These four MPs - Brian Tobin, Sheila Copps, Don Boudria and John Nunziata - made quite a name for themselves, assaulting the Conservatives with all manner of rhetorical invective, wild charges and stunts, including Ms. Copps's disruption of a committee meeting.

Demoralized by the party's defeat, Liberals loved the Rat Pack. The quartet's tactics cheered their partisans. The news media ate up their rhetoric and, loving conflict over substance, highlighted their tactics. But they actually hurt the party over the long run, because their approach deepened the view that the party had a mean streak, lacked policy alternatives and put partisanship above all else.

Today, Prime Minister Stephen Harper's Conservative Party has its own rough equivalent. Call it the Frat Pack: a cluster of ministers and MPs who represent the sharp point of the party's attack machine.

Of course, what differentiates this group - led by Transport Minister John Baird, Immigration Minister Jason Kenney, Public Safety Minister Peter Van Loan and Ottawa MP Pierre Poilievre - from those old Liberals is that the Frat Pack is in office, rather than opposition, where overheated rhetoric and wild charges seem to go with the territory.

Despite sometimes being quite sensible (as Mr. Kenney is trying to be on citizenship, refugees and immigration), it's members of the Frat Pack who are immediately off the mark with the kind of perfervid rhetoric that goes with the Conservative communications strategy: unrelenting partisanship and obsessive control of information.

That machine - and it is a machine - has introduced new, partisan elements into Canadian politics borrowed from the United States, especially television ad campaigns against opposition leaders, and targeted campaigns, including parliamentary mailings, against opposition MPs. (Of course, nasty attack ads have been used by both major parties during election campaigns, for the sad, simple reason that they are often effective. But never before has a party unleashed them between elections.)

This machine has been effective, both in its specific negative framing of opposition MPs and in causing the Liberal opposition to fear for its own shadow lest it put forward ideas that get assaulted. You could see it at work last week, with Mr. Baird and others attacking the credibility of Richard Colvin, the civil servant who tried to alert the Canadian government to the torture awaiting Canadian Forces detainees sent to Afghan prisons.

The mugging of Mr. Colvin's reputation showed the Conservatives' underside, to their obvious immediate detriment. Any doubt that their tactics went awry disappeared on the weekend when Defence Minister Peter MacKay and other ministers began defending their record of dealing with prisoners, rather than slamming Mr. Colvin.

Yesterday, in the Commons, Mr. MacKay didn't deny anything Mr. Colvin said. Without mentioning him, the minister insisted that the military had changed its detainee policy, though months after the detainee program began. That was the reasonable side of the Conservative government, rather than what was on display the previous week.

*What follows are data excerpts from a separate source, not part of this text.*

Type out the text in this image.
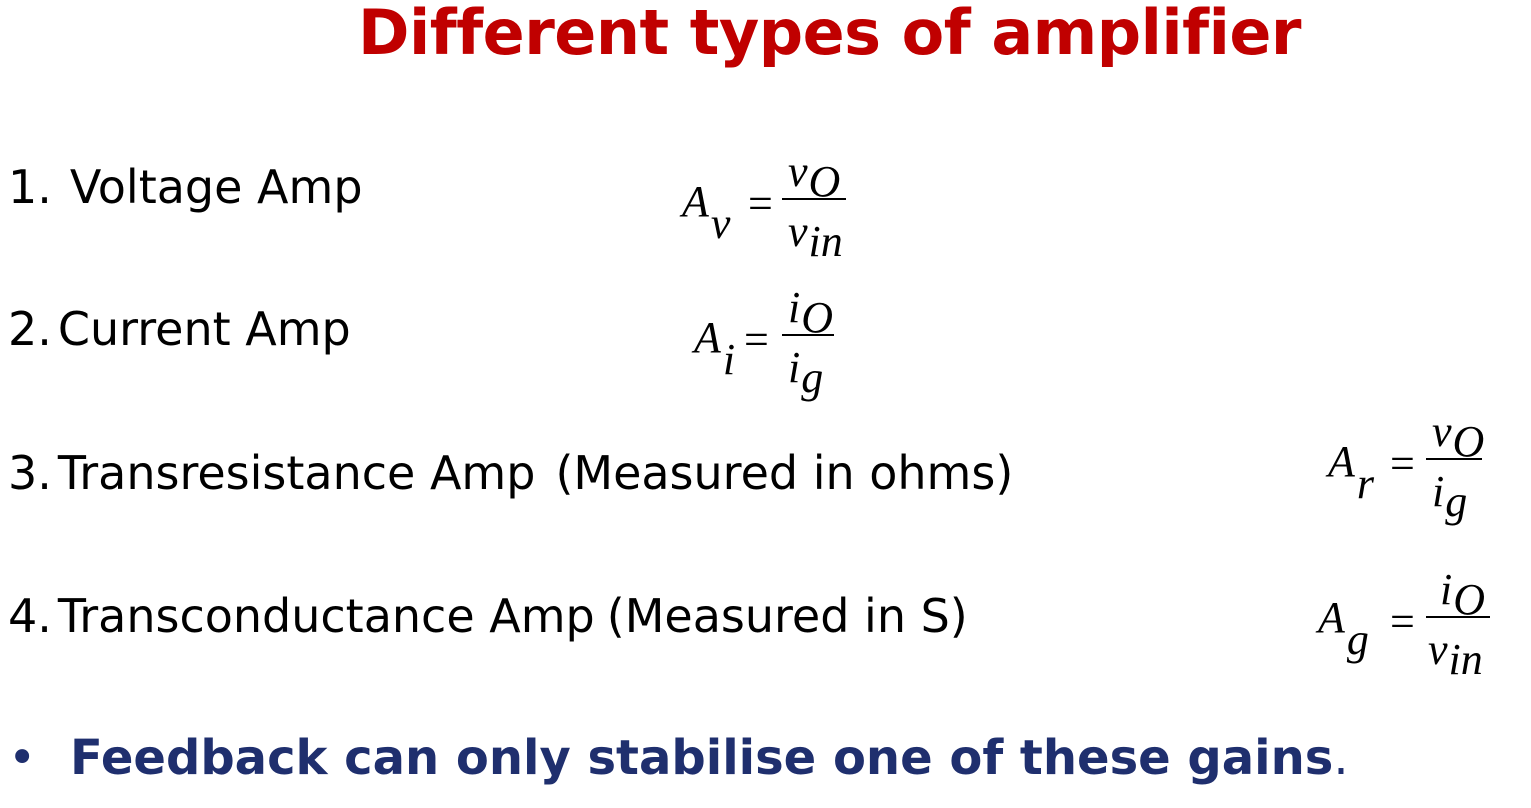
Different types of amplifier
1. Voltage Amp
2. Current Amp
3. Transresistance Amp (Measured in ohms)
4. Transconductance Amp (Measured in S)
Av =
vO
vin
Ai =
iO
ig
Ar =
vO
ig
Ag =
iO
vin
• Feedback can only stabilise one of these gains.
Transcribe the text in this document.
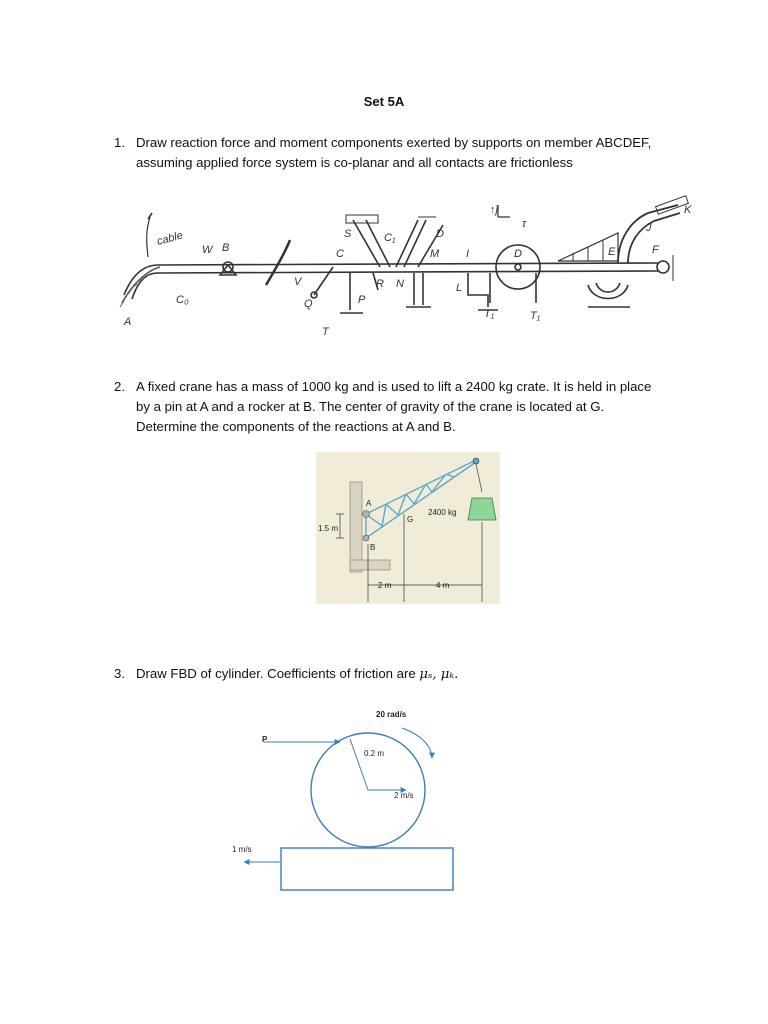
Set 5A
1. Draw reaction force and moment components exerted by supports on member ABCDEF,
assuming applied force system is co-planar and all contacts are frictionless
cable
W B
A
C₀
V
Q
C
S	C₁	D
R N
P
T
M I
L
D
T₁	T₁
E	F
J
K
τ
↑ĵ
2. A fixed crane has a mass of 1000 kg and is used to lift a 2400 kg crate. It is held in place
by a pin at A and a rocker at B. The center of gravity of the crane is located at G.
Determine the components of the reactions at A and B.
A
B
G
2400 kg
1.5 m
2 m	4 m
3. Draw FBD of cylinder. Coefficients of friction are μₛ, μₖ.
20 rad/s
P
0.2 m
2 m/s
1 m/s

The instinct to attack is part of a larger Conservative Party strategy that is consumed with controlling all messages as tightly as possible.

You can see this at work constantly in the behaviour of the Prime Minister, who shuts down opportunities to be questioned whenever possible and limits all exposure to circumstances that have not been meticulously scripted in advance.

Among other strategies, this involves restricting access for the media, limiting public questions and avoiding events where something unexpected might happen - unless he controls the unexpected, as in playing the piano unannounced at a National Arts Centre gala, after having denigrated galas as affairs for rich people.

Who is to say, however, that this approach to communications is not succeeding, given the Conservatives' standing in the polls? Obviously, the party in power believes this mixture of Frat Pack attack strategy and communications control is working, and is therefore unlikely to change it.